Zurzeit ziele das Konjunkturpaket vor allem auf die Steigerung der Binnennachfrage ab: Der Automobilsektor werde gestärkt. Zudem gibt es Steuererleichterungen und Subventionen für die Modernisierung und den Erwerb von Wohnraum. Diese Schritte hätten eine Art Neustart eingeleitet. Dabei versuche Peking, die Wirkung zu verstärken, indem die lokalen Behörden dazu ermutigt werden, die Immobilienpolitik zu "optimieren" und diese den Bedürfnissen regional vor Ort anzupassen.

Stimulus für den Wohnungskauf

In grossen Zentren wie Peking und Shenzhen sollen u.a. die Beschränkungen für den Kauf von Wohnungen gelockert werden und zuverlässige Kreditnehmer günstige Bedingungen für den Erwerb einer grösseren Immobilie erhalten. Auch werden Heimwerkerarbeiten gefördert, die Beschränkungen für den Besitz von Gebrauchtwagen aufgehoben und die Anreize für den Kauf von Elektroautos verbessert.

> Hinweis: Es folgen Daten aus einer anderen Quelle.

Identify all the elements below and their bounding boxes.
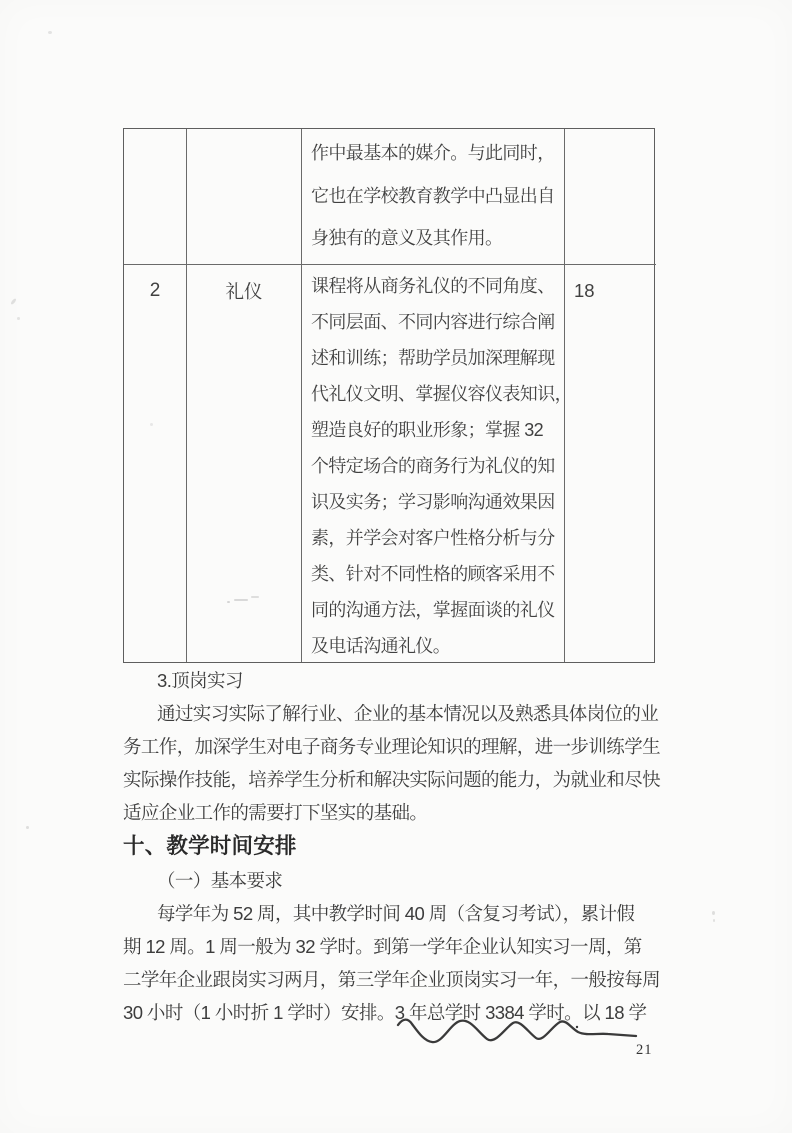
scan-speck [48, 31, 52, 34]
table-cell-row2-name: 礼仪 [187, 265, 302, 662]
table-cell-row1-hours [565, 129, 656, 265]
subsection-heading-basic-requirements: （一）基本要求 [123, 864, 679, 897]
paragraph-internship: 通过实习实际了解行业、企业的基本情况以及熟悉具体岗位的业 务工作，加深学生对电子… [123, 697, 679, 829]
list-item-3-title: 3.顶岗实习 [123, 664, 679, 697]
scan-speck [10, 298, 17, 305]
scan-smudge [227, 601, 230, 603]
table-cell-row1-name [187, 129, 302, 265]
scan-speck [26, 826, 29, 829]
body-text-block: 3.顶岗实习 通过实习实际了解行业、企业的基本情况以及熟悉具体岗位的业 务工作，… [123, 664, 679, 1029]
section-heading-10: 十、教学时间安排 [123, 829, 679, 864]
scan-smudge [234, 599, 248, 601]
scan-speck [712, 911, 715, 915]
course-table: 作中最基本的媒介。与此同时， 它也在学校教育教学中凸显出自 身独有的意义及其作用… [123, 128, 655, 663]
scanned-document-page: 作中最基本的媒介。与此同时， 它也在学校教育教学中凸显出自 身独有的意义及其作用… [0, 0, 792, 1133]
scan-smudge [251, 596, 259, 598]
table-cell-row2-description: 课程将从商务礼仪的不同角度、 不同层面、不同内容进行综合阐 述和训练；帮助学员加… [302, 265, 565, 662]
page-number: 21 [636, 1042, 653, 1059]
scan-speck [713, 919, 715, 922]
paragraph-schedule: 每学年为 52 周，其中教学时间 40 周（含复习考试），累计假 期 12 周。… [123, 897, 679, 1029]
scan-speck [150, 423, 153, 426]
scan-speck [17, 317, 20, 320]
table-cell-row1-description: 作中最基本的媒介。与此同时， 它也在学校教育教学中凸显出自 身独有的意义及其作用… [302, 129, 565, 265]
table-cell-row2-hours: 18 [565, 265, 656, 662]
table-cell-row1-no [124, 129, 187, 265]
table-cell-row2-no: 2 [124, 265, 187, 662]
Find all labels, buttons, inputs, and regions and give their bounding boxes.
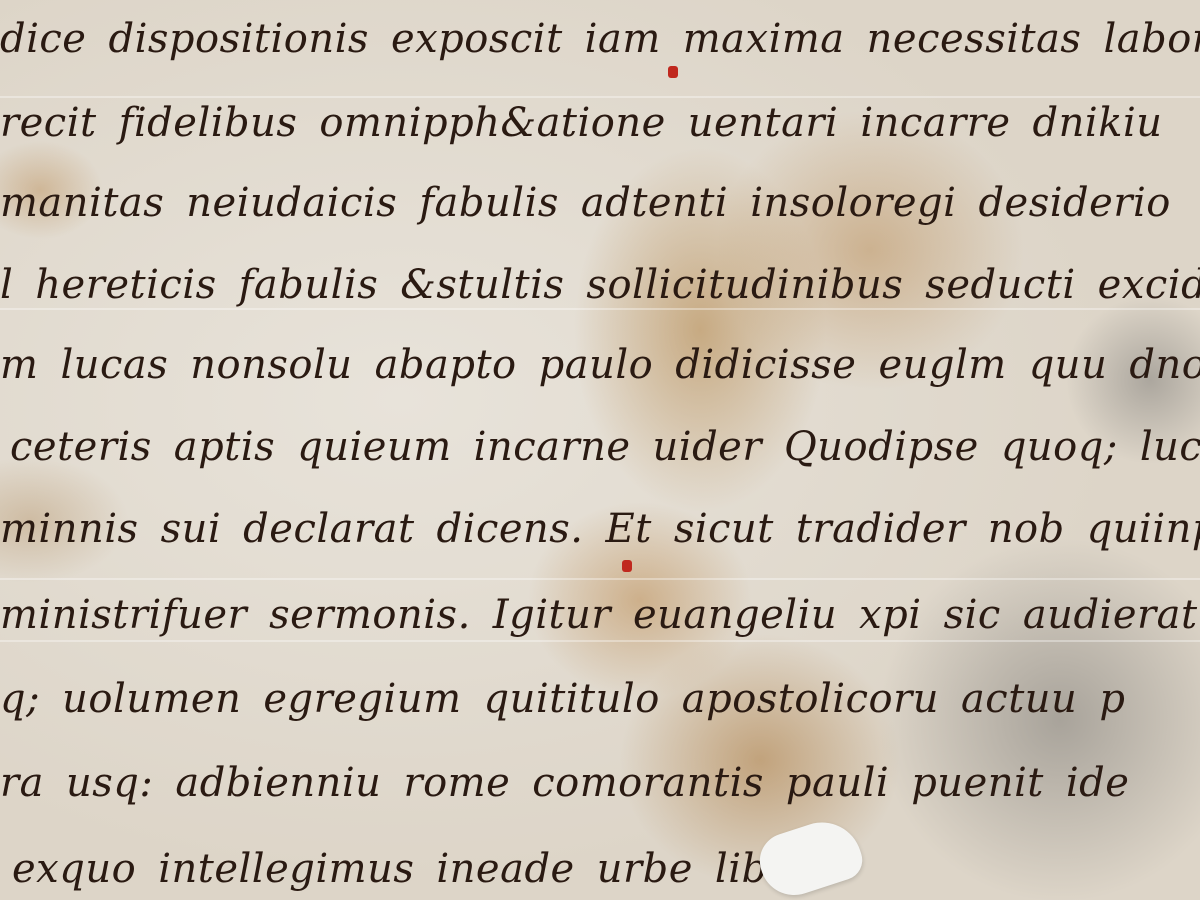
word: lucas [60,342,168,388]
manuscript-line-4: lhereticisfabulis&stultissollicitudinibu… [0,262,1200,308]
parchment-crease [0,308,1200,310]
word: sollicitudinibus [586,262,903,308]
word: maxima [683,16,845,62]
word: xpi [859,592,921,638]
word: quititulo [484,676,660,722]
word: pauli [786,760,889,806]
word: quieum [297,424,452,470]
word: incarne [474,424,631,470]
word: uentari [688,100,839,146]
red-ink-mark [622,560,632,572]
word: laboris [1103,16,1200,62]
manuscript-line-8: ministrifuersermonis.Igitureuangeliuxpis… [0,592,1200,638]
word: incarre [860,100,1010,146]
manuscript-line-9: q;uolumenegregiumquitituloapostolicoruac… [0,676,1147,722]
word: manitas [0,180,164,226]
parchment-crease [0,96,1200,98]
red-ink-mark [668,66,678,78]
word: desiderio [978,180,1170,226]
manuscript-line-2: recitfidelibusomnipph&ationeuentariincar… [0,100,1185,146]
word: nob [988,506,1065,552]
word: insoloregi [750,180,956,226]
word: hereticis [35,262,216,308]
word: exposcit [391,16,563,62]
word: neiudaicis [186,180,397,226]
word: abapto [375,342,517,388]
manuscript-line-10: rausq:adbienniuromecomorantispaulipuenit… [0,760,1151,806]
word: comorantis [532,760,764,806]
word: nonsolu [190,342,352,388]
word: p [1099,676,1125,722]
word: intellegimus [158,846,414,892]
word: sicut [674,506,774,552]
word: uider [653,424,762,470]
word: euglm [878,342,1006,388]
word: declarat [243,506,414,552]
word: q; [0,676,40,722]
word: m [0,342,38,388]
word: dicens. [437,506,584,552]
word: dispositionis [108,16,368,62]
word: exquo [12,846,136,892]
word: egregium [263,676,461,722]
word: minnis [0,506,139,552]
word: audierat [1023,592,1198,638]
word: urbe [597,846,693,892]
word: dice [0,16,86,62]
word: quiinpri [1087,506,1200,552]
word: didicisse [675,342,856,388]
word: fabulis [239,262,379,308]
word: ceteris [10,424,152,470]
word: dno [1129,342,1200,388]
word: recit [0,100,97,146]
word: actuu [961,676,1077,722]
word: ineade [436,846,574,892]
manuscript-line-6: ceterisaptisquieumincarneuiderQuodipsequ… [10,424,1200,470]
parchment-crease [0,578,1200,580]
word: uolumen [62,676,241,722]
word: ra [0,760,44,806]
word: apostolicoru [682,676,939,722]
manuscript-line-3: manitasneiudaicisfabulisadtentiinsoloreg… [0,180,1193,226]
word: puenit [911,760,1044,806]
word: aptis [174,424,275,470]
manuscript-line-7: minnissuideclaratdicens.Etsicuttradidern… [0,506,1200,552]
word: Quodipse [784,424,979,470]
word: Igitur [493,592,611,638]
word: fabulis [419,180,559,226]
word: usq: [66,760,153,806]
word: exciderent [1098,262,1200,308]
word: l [0,262,13,308]
word: quoq; [1001,424,1118,470]
word: sui [161,506,222,552]
word: sic [944,592,1001,638]
word: iam [585,16,661,62]
word: omnipph&atione [319,100,665,146]
word: sermonis. [269,592,471,638]
manuscript-page: dicedispositionisexposcitiammaximanecess… [0,0,1200,900]
word: euangeliu [633,592,837,638]
word: quu [1029,342,1108,388]
word: tradider [796,506,966,552]
word: dnikiu [1033,100,1163,146]
word: necessitas [867,16,1082,62]
parchment-crease [0,640,1200,642]
word: adtenti [581,180,728,226]
manuscript-line-1: dicedispositionisexposcitiammaximanecess… [0,16,1200,62]
manuscript-line-11: exquointellegimusineadeurbelib [12,846,790,892]
word: seducti [925,262,1075,308]
word: rome [403,760,510,806]
word: fidelibus [119,100,298,146]
word: ide [1066,760,1130,806]
word: luc [1140,424,1200,470]
word: Et [606,506,652,552]
word: &stultis [400,262,564,308]
word: adbienniu [175,760,381,806]
manuscript-line-5: mlucasnonsoluabaptopaulodidicisseeuglmqu… [0,342,1200,388]
word: ministrifuer [0,592,247,638]
word: paulo [539,342,654,388]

"All dies dürfte sich allmählich auf die Realwirtschaft auswirken, besonders, wenn die Anreize auf lokaler Ebene gut umgesetzt werden", erläutert Perrett. Ein breiter Nachfrageschub sollte längerfristig zu einer sich selbst tragenden Angebots- und Nachfragedynamik führen.

Zukünftig will China allerdings weniger abhängig vom Immobiliensektor werden. In der Halbleiterindustrie hinkt das Land zwar noch den Spitzenplätzen hinterher, "entwickelt sich bei zahlreichen umweltfreundlichen Technologien allerdings schon zum Weltmarktführer", fügt der M&G-Stratege an.

Impulse dank neuen Industrien

So ist China bereits heute der grösste Produzent von Erzeugnissen aus erneuerbaren Energien und führender Anbieter von Elektrofahrzeugen. "Diese Führungsrolle wird in den nächsten zehn Jahren spürbare Auswirkungen auf die globalen Märkte haben. Im Bereich des digitalen Lieferkettenmanagements revolutionieren chinesische Unternehmen bereits eine Reihe von globalen Einzelhandelsmärkten, darunter die Fast Fashion-Branche", so Perrett.

In den nächsten Monaten würden sich Anlegerinnen und Anleger auf weitere Einzelheiten zu den Konjunkturmassnahmen und die Auswirkungen der angepassten "Trickle-down-Politik" (angebotsorientierte wirtschaftspolitische Schritte) konzentrieren. "Wichtig ist", schliesst Perrett seine Analyse: "Die derzeitige Ausgangsbasis für die Bewertung chinesischer Aktien liegt grösstenteils auf einem sehr attraktiven Niveau."